Sound waves travel into the ear canal until they reach the eardrum. The eardrum passes the vibrations through the middle ear bones or ossicles into the inner ear. The inner ear is shaped like a snail and is also called the cochlea. Inside the cochlea, there are thousands of tiny hair cells. Hair cells change the vibrations into electrical signals that are sent to the brain through the hearing nerve.
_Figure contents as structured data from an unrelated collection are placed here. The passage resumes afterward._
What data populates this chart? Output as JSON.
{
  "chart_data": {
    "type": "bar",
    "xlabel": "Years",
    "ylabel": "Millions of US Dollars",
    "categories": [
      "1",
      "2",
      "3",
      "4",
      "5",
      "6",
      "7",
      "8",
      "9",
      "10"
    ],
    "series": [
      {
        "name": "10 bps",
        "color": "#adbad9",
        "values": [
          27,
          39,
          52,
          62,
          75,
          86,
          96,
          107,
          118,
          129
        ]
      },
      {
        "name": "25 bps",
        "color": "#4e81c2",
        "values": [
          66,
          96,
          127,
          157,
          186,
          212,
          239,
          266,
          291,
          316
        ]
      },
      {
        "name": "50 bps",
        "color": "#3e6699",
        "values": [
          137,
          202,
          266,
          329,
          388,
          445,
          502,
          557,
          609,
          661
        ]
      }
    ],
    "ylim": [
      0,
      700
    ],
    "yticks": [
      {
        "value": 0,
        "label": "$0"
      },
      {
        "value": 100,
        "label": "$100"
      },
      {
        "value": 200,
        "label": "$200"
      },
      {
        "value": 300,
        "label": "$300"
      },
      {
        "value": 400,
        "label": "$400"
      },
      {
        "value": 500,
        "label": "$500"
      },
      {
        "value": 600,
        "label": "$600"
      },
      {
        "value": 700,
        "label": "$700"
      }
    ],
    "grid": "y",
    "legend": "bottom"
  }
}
The brain tells you that you are hearing a sound and what that sound is.

Take a look inside your ear!
Anatomy and Physiology Flash activity

Each hair cell has a small patch of stereocilia sticking up out of the top it. Sound makes the stereocilia rock back and forth. If the sound is too loud, the stereocilia can be bent or broken. This will cause the hair cell to die and it can no longer send sound signals to the brain. In people, once a hair cell dies, it will never grow back. The high frequency hair cells are most easily damaged so people with hearing loss from loud sounds often have problems hearing high pitched things like crickets or birds chirping.

Hair cell pictures taken with an electron microscope:

Single Hair Cell:
No, this is not a pickle on fire. It is a picture of one, tiny hair cell. Each ear has about 18,000 hair cells in it and all of them could fit on the head of a pin. This picture was taken with a confocal microscope. The green part is called the cell body. The yellow and red parts on top are the stereocilia.
Normal Hair Cells:
This is a picture of the top of a healthy hair cell. The stereocilia are standing in perfect rows.
Damaged Hair Cells:
This is a picture of the top of a hair cell that has been in very loud noise. Look at what happened to the stereocilia! They are all bent over. This hair cell will die and never send signals to the brain again. This is a cause of hearing loss and can cause tinnitus (ringing in the ears).